Hava tıkanması yaşar.Diyafram ile ses telleri arasında çok hassas bir hava
akımı dengesi var.
korkan çocuklarda bu denge bozuldugü için ses çıkaramıyorlar.
(19/04/2018, 13:03)tunnel79 demiş ki: [ -> ]Terapi sonrası geri dönme nefesi bozuk olanlar ve kalanlar içindir.

Bizim ilk yaptığımız şey nefesi düzeltmek.

O yüzden metoda bağlı kaldığı sürece geri dönüş yok.

Ben de zaten o şarta bağlı yardım ediyorum.Düzenli geri dönüş
yapmayanlar zorluk çekiyorlar, yapanlar sefalarını sürüyorlar.

Yukarıda yazdığın her bir kelimeyle kekemeliğin doğasını hiçbir şekilde anlamadığının kanıtıdır.

Terapi sonrası geri dönme kekemeliğin kalıcı bir sorun olmasından kaynaklıdır.
Şu veya bu yöntemi uygularsan geri dönüş yok diyen biri terapist değil, şarlatandır.
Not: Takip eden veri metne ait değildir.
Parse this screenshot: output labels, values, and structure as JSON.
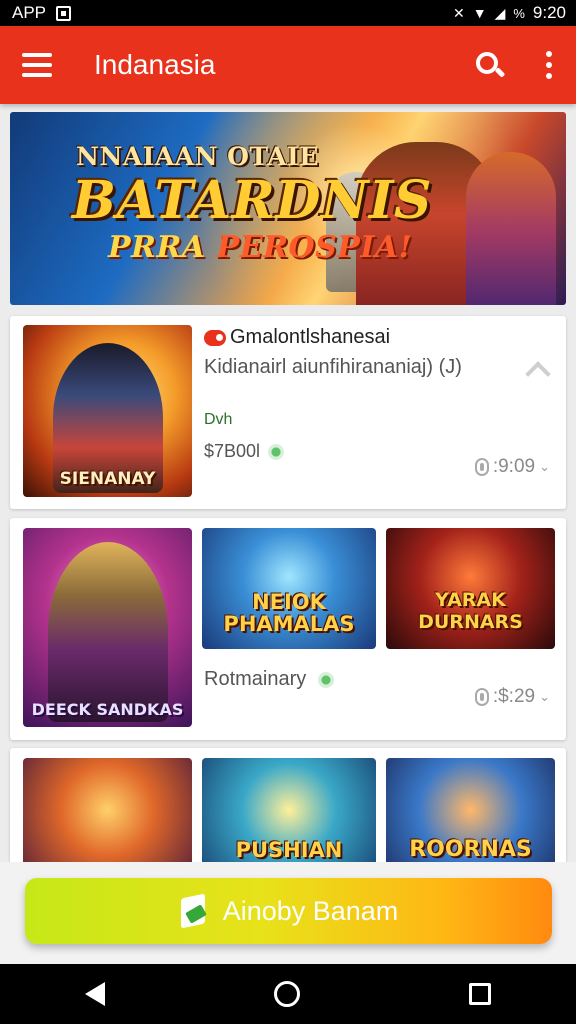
{
  "status_bar": {
    "carrier": "APP",
    "time": "9:20",
    "battery": "%"
  },
  "app_bar": {
    "title": "Indanasia"
  },
  "banner": {
    "line1": "NNAIAAN OTAIE",
    "line2": "BATARDNIS",
    "line3_a": "PRRA ",
    "line3_b": "PEROSPIA!"
  },
  "featured": {
    "thumb_caption": "SIENANAY",
    "title": "Gmalontlshanesai",
    "subtitle": "Kidianairl aiunfihirananiaj) (J)",
    "developer": "Dvh",
    "price": "$7B00l",
    "stat": ":9:09"
  },
  "row2": {
    "thumbs": [
      "DEECK SANDKAS",
      "NEIOK PHAMALAS",
      "YARAK DURNARS"
    ],
    "label": "Rotmainary",
    "stat": ":$:29"
  },
  "row3": {
    "thumbs": [
      "",
      "PUSHIAN",
      "ROORNAS"
    ]
  },
  "cta": {
    "label": "Ainoby Banam"
  },
  "colors": {
    "app_bar": "#e8321c",
    "cta_start": "#c6e817",
    "cta_end": "#ff8a10"
  }
}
Kendini haklı çıkarmak içindir, kekemeyi de ciddiye almadığını gösterir.

Metoda bağlı kaldığı sürece geri dönüş yok diye bir şey de yok. Bazıları öğrendikleri metodu gereğinden bile fazla uygular ve yine de geri dönüş yaşarlar. O zaman da mı 'metoda bağlı kalmadın' diyeceksin? Hayır, kekemeliğin doğası gereği bu normaldır!

O şarta bağlı yardım ediyorum demen senin zerre kadar empati yapmadığını gösterir. Kekemeliği yenmek bir disiplin meselesi değildir. Çok disiplinli çalışıp kekemeliklerini kontrol altına alamayan insanlar tanıyorum.
O insanlara karşı saygım var, ağır bir yük taşıyorlar ve hiçbir insanın (hele terapist gibi görünmeye çalışan birinin!) onları azarlamaya veya eleştirmeye hakkı yoktur.

Yetişkin bir insan öncelikle ne gibi yardımları alacağı konusunda özgürdür. Hangi yardımın kendisine faydalı hangisinin daha çok tehlikeli olduğu konusunda özgürce karar verebilir. 

Yardımı bir ŞARTa bağlaman bile seni deşifre ediyor. 
Seni takip eden yetişkinlere bir diyeceğim yok ama çocuklar bizim sorumlu yetişkinler olarak koruma altına almamız gereken yavrularımızdır. 
Senin bu yaklaşımınla çocuklara ve onların anne-babalarına yol göstermen beni korkutuyor!
(19/04/2018, 15:54)tamer99 demiş ki: [ -> ]nefes susma duyarsızlaşma çalışmalrı vb gibi bunlar boş inanmayin anlık rahatlama oluyor gerisi boş

Tamer,
sen birbiriyle hiç alakası olmayan şeyleri karıştırıyorsun.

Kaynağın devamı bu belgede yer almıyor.